1 Your Morning Starts the Night Before

To help improve your chances of getting out of bed on time and following through with your morning routine, you need to make sure you are getting enough sleep. Setting a bedtime and creating a wind down routine before going to sleep will help you get a better quality sleep and make waking up in the morning easier.


Know Your Goals and Pre-Plan

Be specific with your intentions and make things easier for your morning by spending a bit of time preplanning. Knowing what you want to achieve before the morning rolls around will not only save time but will also give you purpose.

Some time-saving ideas:

  • Have a go to work out planned and gym bag packed
  • Prepack your lunchbox and handbag
  • Pick and layout your outfit for the day the night before
  • Have easy breakfast options ready
  • Create a playlist or have a list of go-to podcasts
  • Wash your hair the night before


3 Morning and Order

Putting your morning into an order will help you allocate time for each task and also eliminate time wasting. Everyone’s day will look different but a snapshoot of what your morning could look like:

5am – wake up, toilet, drink water, change into gym clothes

5.10am – workout

5.40am – take dogs for a walk

6am – shower, brush teeth, bathroom and get dressed

6.40am – eat breakfast and write in gratitude journal

7am – drive to work


4 Set Your Time

Timing is everything, by waking up at the same time every morning you are improving your sleep, establishing a routine, and may even see some health benefits.

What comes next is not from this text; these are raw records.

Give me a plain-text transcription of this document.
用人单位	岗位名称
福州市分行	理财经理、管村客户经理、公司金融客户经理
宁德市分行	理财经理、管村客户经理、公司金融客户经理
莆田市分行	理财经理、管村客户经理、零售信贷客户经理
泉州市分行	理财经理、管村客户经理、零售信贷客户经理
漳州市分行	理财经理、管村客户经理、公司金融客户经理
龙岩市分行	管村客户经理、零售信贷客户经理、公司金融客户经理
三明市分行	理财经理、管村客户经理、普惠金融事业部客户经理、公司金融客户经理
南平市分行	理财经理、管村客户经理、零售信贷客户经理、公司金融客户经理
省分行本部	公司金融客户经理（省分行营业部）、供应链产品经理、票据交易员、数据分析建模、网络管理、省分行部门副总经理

Setting an ‘end’ time for your morning routine such as the time you have to leave for work or school, will create a set timeframe. By having a time limit on your morning routine, you are less likely to dawdle or procrastinate and will help develop your self-discipline.


5 Wake up and go-go

Stop hitting the snooze button! Every time you decide to hit the snooze button to get some extra Z’s you enter a new sleep cycle. That bit of extra sleep can be light and fragmented which can make you feel more tired than when you first woke up.


6 Hydrate and Move

Drinking more water is a healthy habit that should be part of more than just your morning routine. But by making sure you have a big drink of water as part of your morning routine, you can help improve your cognitive function and start getting your body rehydrated for the day.

Exercising has been proven to improve moods so it only makes sense to start your day in the right mood with some movement. Try alternating the types of workouts you do and aim for 30 minutes a day.


7 Be Consistent

Try and stick to your bedtime and wake up time as much as possible and avoid changing your routine on weekends and when travelling. To avoid ‘sleep onset insomnia’, you should still wake up at your normal time and catch up on the lost sleep with a nap later in the day.